I have gone into such detail in order to show how difficult it is to tell anyone in our neck of the woods how to get anywhere ... in our neck of the woods. When that car pulls up and asks the way, I rather wish I had the gall to pretend I only speak Serbo-Croat, but there is always the possibility that this may be the native tongue of those in the car and that would place me in a very tricky spot, not knowing a word of either Serbo or Croat. These days it would be particularly risky claiming Polish nationality; Scotland greatly appeals to Poles looking for a better living, and thousands have settled here in the past few years, and very welcome they are.

I think I might be open to equal suspicion if I said, "Sorry, I'm just visiting friends. I don't know Scotland very well at all really," since taking two dogs for a walk late at night might suggest I live permanently nearby.

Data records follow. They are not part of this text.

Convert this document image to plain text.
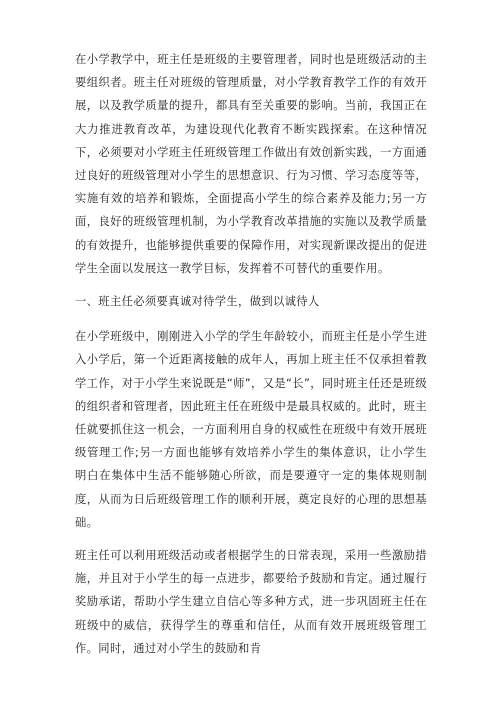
在小学教学中，班主任是班级的主要管理者，同时也是班级活动的主要组织者。班主任对班级的管理质量，对小学教育教学工作的有效开展，以及教学质量的提升，都具有至关重要的影响。当前，我国正在大力推进教育改革，为建设现代化教育不断实践探索。在这种情况下，必须要对小学班主任班级管理工作做出有效创新实践，一方面通过良好的班级管理对小学生的思想意识、行为习惯、学习态度等等，实施有效的培养和锻炼，全面提高小学生的综合素养及能力;另一方面，良好的班级管理机制，为小学教育改革措施的实施以及教学质量的有效提升，也能够提供重要的保障作用，对实现新课改提出的促进学生全面以发展这一教学目标，发挥着不可替代的重要作用。

一、班主任必须要真诚对待学生，做到以诚待人

在小学班级中，刚刚进入小学的学生年龄较小，而班主任是小学生进入小学后，第一个近距离接触的成年人，再加上班主任不仅承担着教学工作，对于小学生来说既是“师”，又是“长”，同时班主任还是班级的组织者和管理者，因此班主任在班级中是最具权威的。此时，班主任就要抓住这一机会，一方面利用自身的权威性在班级中有效开展班级管理工作;另一方面也能够有效培养小学生的集体意识，让小学生明白在集体中生活不能够随心所欲，而是要遵守一定的集体规则制度，从而为日后班级管理工作的顺利开展，奠定良好的心理的思想基础。

班主任可以利用班级活动或者根据学生的日常表现，采用一些激励措施，并且对于小学生的每一点进步，都要给予鼓励和肯定。通过履行奖励承诺，帮助小学生建立自信心等多种方式，进一步巩固班主任在班级中的威信，获得学生的尊重和信任，从而有效开展班级管理工作。同时，通过对小学生的鼓励和肯
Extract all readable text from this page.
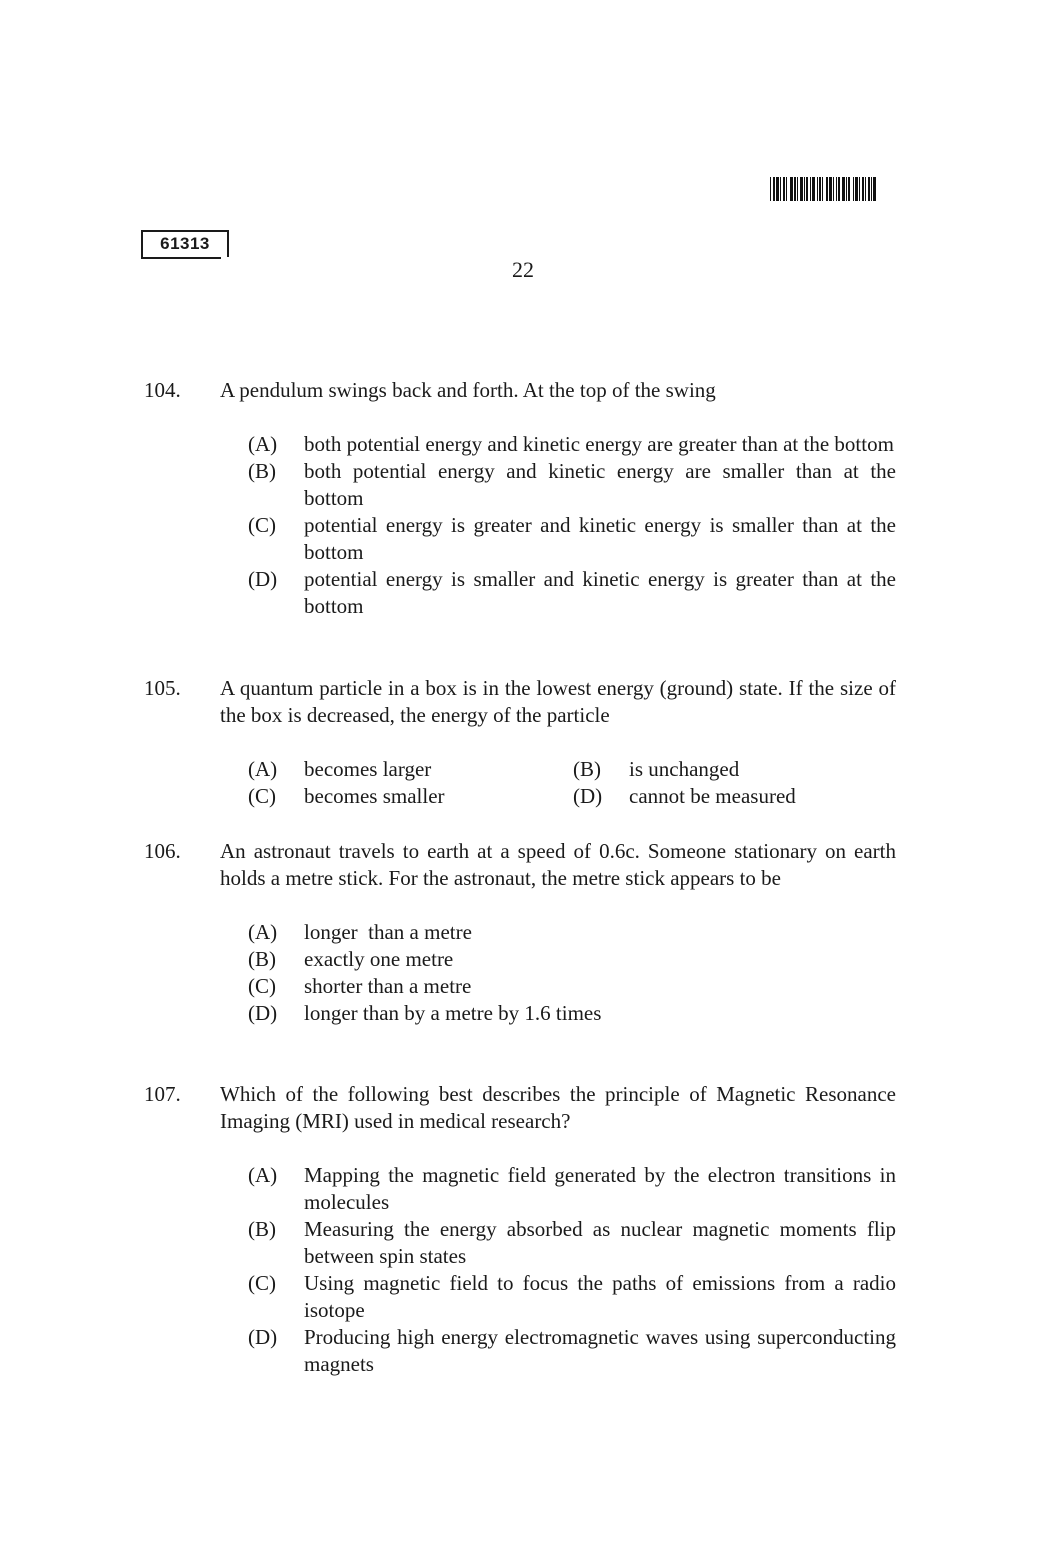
61313
22
104. A pendulum swings back and forth. At the top of the swing
(A)	both potential energy and kinetic energy are greater than at the bottom
(B)	both potential energy and kinetic energy are smaller than at the bottom
(C)	potential energy is greater and kinetic energy is smaller than at the bottom
(D)	potential energy is smaller and kinetic energy is greater than at the bottom
105. A quantum particle in a box is in the lowest energy (ground) state. If the size of the box is decreased, the energy of the particle
(A)	becomes larger	(B)	is unchanged
(C)	becomes smaller	(D)	cannot be measured
106. An astronaut travels to earth at a speed of 0.6c. Someone stationary on earth holds a metre stick. For the astronaut, the metre stick appears to be
(A)	longer  than a metre
(B)	exactly one metre
(C)	shorter than a metre
(D)	longer than by a metre by 1.6 times
107. Which of the following best describes the principle of Magnetic Resonance Imaging (MRI) used in medical research?
(A)	Mapping the magnetic field generated by the electron transitions in molecules
(B)	Measuring the energy absorbed as nuclear magnetic moments flip between spin states
(C)	Using magnetic field to focus the paths of emissions from a radio isotope
(D)	Producing high energy electromagnetic waves using superconducting magnets
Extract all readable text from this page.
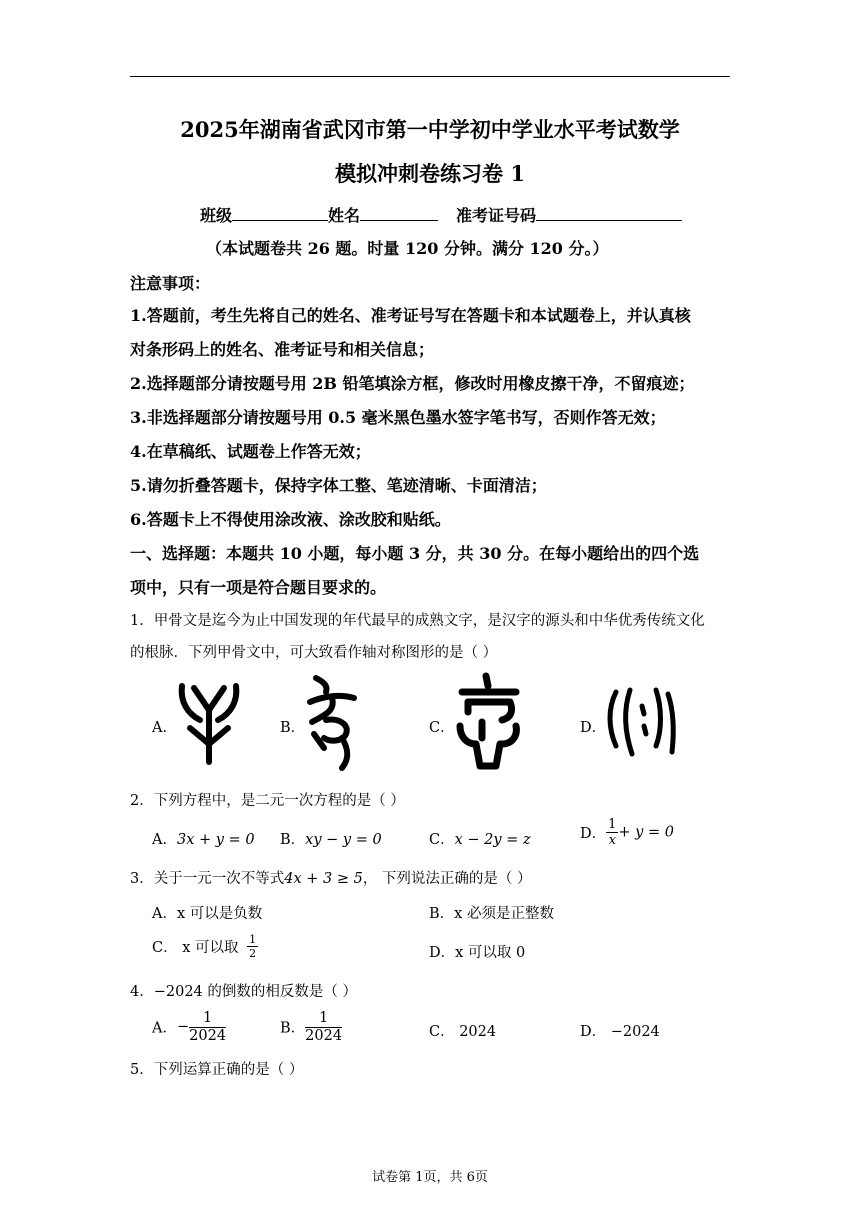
2025年湖南省武冈市第一中学初中学业水平考试数学
模拟冲刺卷练习卷 1
班级	姓名	准考证号码
（本试题卷共 26 题。时量 120 分钟。满分 120 分。）
注意事项：
1.答题前，考生先将自己的姓名、准考证号写在答题卡和本试题卷上，并认真核
对条形码上的姓名、准考证号和相关信息；
2.选择题部分请按题号用 2B 铅笔填涂方框，修改时用橡皮擦干净，不留痕迹；
3.非选择题部分请按题号用 0.5 毫米黑色墨水签字笔书写，否则作答无效；
4.在草稿纸、试题卷上作答无效；
5.请勿折叠答题卡，保持字体工整、笔迹清晰、卡面清洁；
6.答题卡上不得使用涂改液、涂改胶和贴纸。
一、选择题：本题共 10 小题，每小题 3 分，共 30 分。在每小题给出的四个选
项中，只有一项是符合题目要求的。
1．甲骨文是迄今为止中国发现的年代最早的成熟文字，是汉字的源头和中华优秀传统文化
的根脉．下列甲骨文中，可大致看作轴对称图形的是（ ）
A．	B．	C．	D．
2．下列方程中，是二元一次方程的是（ ）
A．3x + y = 0 B．xy − y = 0	C．x − 2y = z	D． $\frac{1}{x} + y = 0$
3．关于一元一次不等式4x + 3 ≥ 5， 下列说法正确的是（ ）
A．x 可以是负数	B．x 必须是正整数
C． x 可以取 $\frac{1}{2}$	D．x 可以取 0
4．−2024 的倒数的相反数是（ ）
A．− $\frac{1}{2024}$	B． $\frac{1}{2024}$	C． 2024	D． −2024
5．下列运算正确的是（ ）
试卷第 1页，共 6页
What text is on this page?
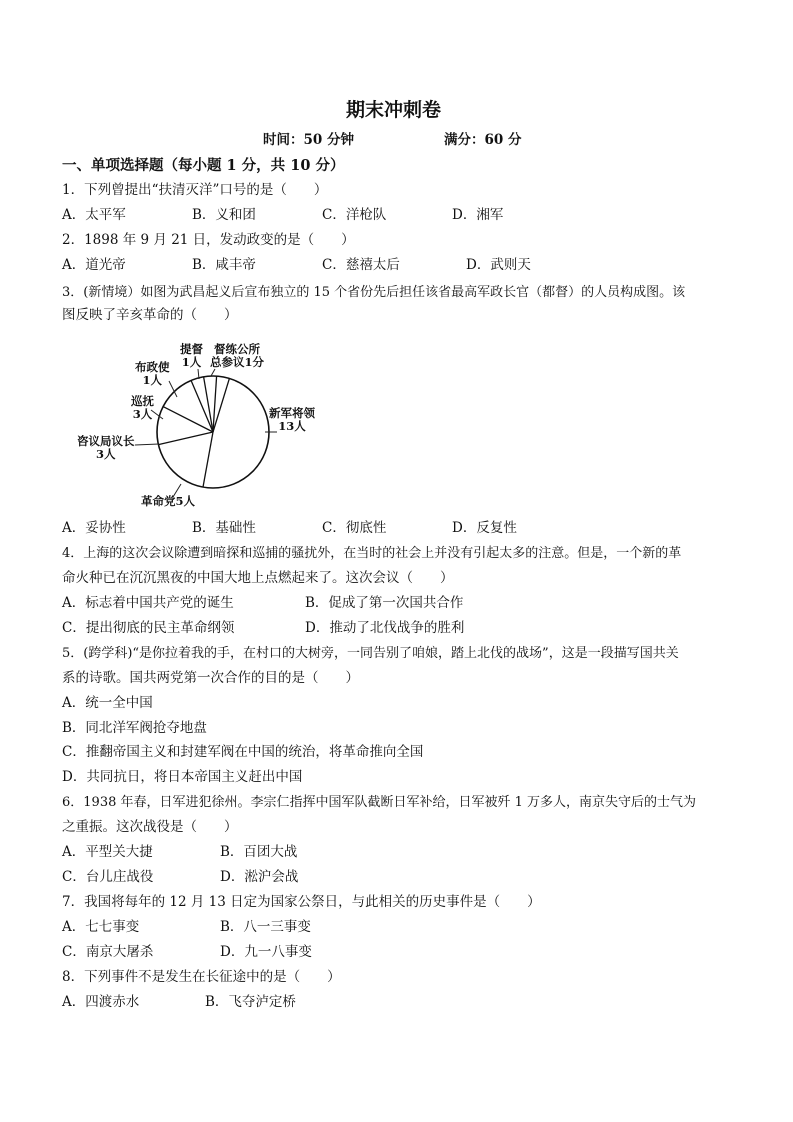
期末冲刺卷
时间：50 分钟	满分：60 分
一、单项选择题（每小题 1 分，共 10 分）
1．下列曾提出“扶清灭洋”口号的是（　　）
A．太平军	B．义和团	C．洋枪队	D．湘军
2．1898 年 9 月 21 日，发动政变的是（　　）
A．道光帝	B．咸丰帝	C．慈禧太后	D．武则天
3．(新情境）如图为武昌起义后宣布独立的 15 个省份先后担任该省最高军政长官（都督）的人员构成图。该
图反映了辛亥革命的（　　）
提督
1人
督练公所
总参议1分
布政使
1人
巡抚
3人
咨议局议长
3人
新军将领
13人
革命党5人
A．妥协性	B．基础性	C．彻底性	D．反复性
4．上海的这次会议除遭到暗探和巡捕的骚扰外，在当时的社会上并没有引起太多的注意。但是，一个新的革
命火种已在沉沉黑夜的中国大地上点燃起来了。这次会议（　　）
A．标志着中国共产党的诞生	B．促成了第一次国共合作
C．提出彻底的民主革命纲领	D．推动了北伐战争的胜利
5．(跨学科)“是你拉着我的手，在村口的大树旁，一同告别了咱娘，踏上北伐的战场”，这是一段描写国共关
系的诗歌。国共两党第一次合作的目的是（　　）
A．统一全中国
B．同北洋军阀抢夺地盘
C．推翻帝国主义和封建军阀在中国的统治，将革命推向全国
D．共同抗日，将日本帝国主义赶出中国
6．1938 年春，日军进犯徐州。李宗仁指挥中国军队截断日军补给，日军被歼 1 万多人，南京失守后的士气为
之重振。这次战役是（　　）
A．平型关大捷	B．百团大战
C．台儿庄战役	D．淞沪会战
7．我国将每年的 12 月 13 日定为国家公祭日，与此相关的历史事件是（　　）
A．七七事变	B．八一三事变
C．南京大屠杀	D．九一八事变
8．下列事件不是发生在长征途中的是（　　）
A．四渡赤水	B．飞夺泸定桥
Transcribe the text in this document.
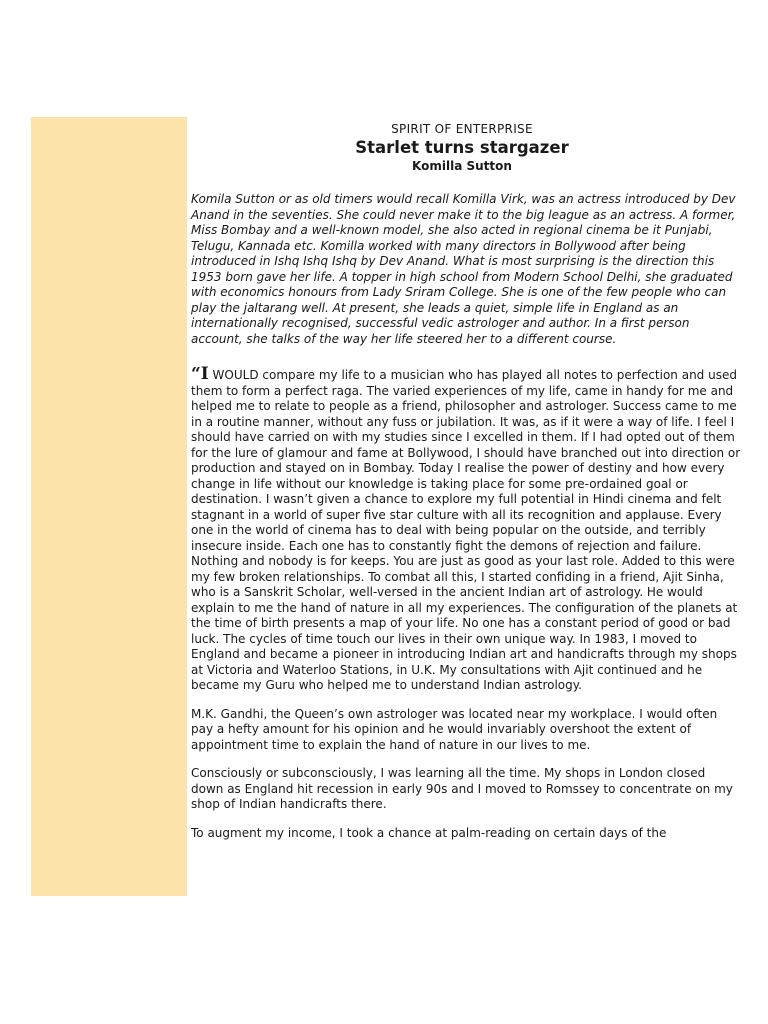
SPIRIT OF ENTERPRISE

Starlet turns stargazer

Komilla Sutton

Komila Sutton or as old timers would recall Komilla Virk, was an actress introduced by Dev Anand in the seventies. She could never make it to the big league as an actress. A former, Miss Bombay and a well-known model, she also acted in regional cinema be it Punjabi, Telugu, Kannada etc. Komilla worked with many directors in Bollywood after being introduced in Ishq Ishq Ishq by Dev Anand. What is most surprising is the direction this 1953 born gave her life. A topper in high school from Modern School Delhi, she graduated with economics honours from Lady Sriram College. She is one of the few people who can play the jaltarang well. At present, she leads a quiet, simple life in England as an internationally recognised, successful vedic astrologer and author. In a first person account, she talks of the way her life steered her to a different course.

“I WOULD compare my life to a musician who has played all notes to perfection and used them to form a perfect raga. The varied experiences of my life, came in handy for me and helped me to relate to people as a friend, philosopher and astrologer. Success came to me in a routine manner, without any fuss or jubilation. It was, as if it were a way of life. I feel I should have carried on with my studies since I excelled in them. If I had opted out of them for the lure of glamour and fame at Bollywood, I should have branched out into direction or production and stayed on in Bombay. Today I realise the power of destiny and how every change in life without our knowledge is taking place for some pre-ordained goal or destination. I wasn’t given a chance to explore my full potential in Hindi cinema and felt stagnant in a world of super five star culture with all its recognition and applause. Every one in the world of cinema has to deal with being popular on the outside, and terribly insecure inside. Each one has to constantly fight the demons of rejection and failure. Nothing and nobody is for keeps. You are just as good as your last role. Added to this were my few broken relationships. To combat all this, I started confiding in a friend, Ajit Sinha, who is a Sanskrit Scholar, well-versed in the ancient Indian art of astrology. He would explain to me the hand of nature in all my experiences. The configuration of the planets at the time of birth presents a map of your life. No one has a constant period of good or bad luck. The cycles of time touch our lives in their own unique way. In 1983, I moved to England and became a pioneer in introducing Indian art and handicrafts through my shops at Victoria and Waterloo Stations, in U.K. My consultations with Ajit continued and he became my Guru who helped me to understand Indian astrology.

M.K. Gandhi, the Queen’s own astrologer was located near my workplace. I would often pay a hefty amount for his opinion and he would invariably overshoot the extent of appointment time to explain the hand of nature in our lives to me.

Consciously or subconsciously, I was learning all the time. My shops in London closed down as England hit recession in early 90s and I moved to Romssey to concentrate on my shop of Indian handicrafts there.

To augment my income, I took a chance at palm-reading on certain days of the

But wouldn't such well-meant subterfuges be preferable and kinder than sending them off to navigate a route that takes half the night and may well end them up in the River Clyde?

I try to make light of my directional inadequacies by asking if they would like the long or the short way, but they don't always find this endearing.

"Let me think for a moment," I say, playing for time. "I've lived here 25 years, and I still can't tell one avenue from another." Hamilton looks very like Sutherland, Sutherland very like Sherbrooke, and they all look like Springkeld. It is surprising that I ever find my way home again.

So I do my best to explain the simplest itinerary – "Up the top, second right, the hotel is down at the bottom, up on the right. If you arrive at Nithsdale Road, you've missed it." That sort of thing. Road names are not infallibly helpful, in fact, since half of the road signs have long been missing, and the Roads Department apparently feels that everyone knows the names anyway. Either that, or the attitude of that august body is that drivers are likely to feel a more satisfying sense of achievement when they do at last arrive, without clues, at their destination – and in spite of that chap with his dogs sending them on a roundabout route a mile and a half longer than necessary.